Editor's Note: The article was updated to reflect a small rally in gold prices following the CPI data
(Kitco News) - In a delayed reaction, the gold market is seeing renewed bullish momentum as consumer price pressures picked up in March.
Tuesday, the U.S. Labor Department said its U.S. Consumer Price Index rose 0.6% in March, after a 0.4% rise in February. The data was slightly strong than expected. Consensus forecasts were expecting to see a 0.5% rise.
"The March 1-month increase was the largest rise since a 0.6-percent increase in August 2012," the report said.
The report said that annual headline inflation increased 2.6% last month.
Stripping out volatile food and energy prices, core inflation rose 0.3%, also coming in higher than expectations. Economists were expecting to see a 0.2% rise.
For the year, core CPI rose 1.6%, the report said.

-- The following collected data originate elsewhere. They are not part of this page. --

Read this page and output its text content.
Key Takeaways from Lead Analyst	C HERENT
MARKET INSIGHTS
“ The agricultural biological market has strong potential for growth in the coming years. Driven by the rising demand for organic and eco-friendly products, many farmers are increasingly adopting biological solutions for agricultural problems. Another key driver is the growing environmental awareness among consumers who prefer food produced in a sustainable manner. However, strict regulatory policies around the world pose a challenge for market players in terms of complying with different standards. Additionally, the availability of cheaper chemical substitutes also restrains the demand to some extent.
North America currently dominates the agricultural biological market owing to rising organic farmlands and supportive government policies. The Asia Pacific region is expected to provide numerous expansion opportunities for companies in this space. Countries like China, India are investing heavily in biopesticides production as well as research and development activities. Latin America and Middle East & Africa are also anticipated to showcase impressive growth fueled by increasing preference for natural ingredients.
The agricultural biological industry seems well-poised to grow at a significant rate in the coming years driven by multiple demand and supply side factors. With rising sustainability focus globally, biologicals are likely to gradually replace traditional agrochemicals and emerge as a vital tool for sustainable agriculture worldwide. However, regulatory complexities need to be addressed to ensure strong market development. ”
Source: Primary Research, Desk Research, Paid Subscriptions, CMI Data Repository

In initial reaction, the gold market was treading water in positive territory. However, the market is starting to attract some bullish attention following the inflation data. June gold futures last traded at $1,741.30 an ounce, up 0.50% on the day.
Economists and market analysts note that rising inflation pressures will help to relieve some of the selling pressure in the gold market as nominal bond yields have seen a sharp rise since the start of the year. Market analysts note that higher inflation pressures mean that real interest rates will remain at historically low levels.
However, some market analysts note that the risk in higher inflation is that it could prompt the Federal Reserve to raise interest rates soon than expected.
The Federal Reserve has said repeatedly during the last few weeks that it is not expecting to raise interest rates until they see signs that the U.S. economy is well on its way to recovering from the COVID-19 pandemic.
Although inflation is on the rise, many economists are warning consumers to look past some of the data as last year's COVID-19 disruptions will impact annual forecasts. CIBC said that they expect CPI to rise to 2.5% this year, but this will be transitory.
However, Katherine Judge, senior economist at CIBC, said that investors could see a rate hike sooner than expected.
"It won't be until 2022 when an earlier closing of the output gap leads to core price pressures moderately above 2% on a more sustainable basis, however, allowing the Fed to hike rates as early as Q3 of 2022," said she said.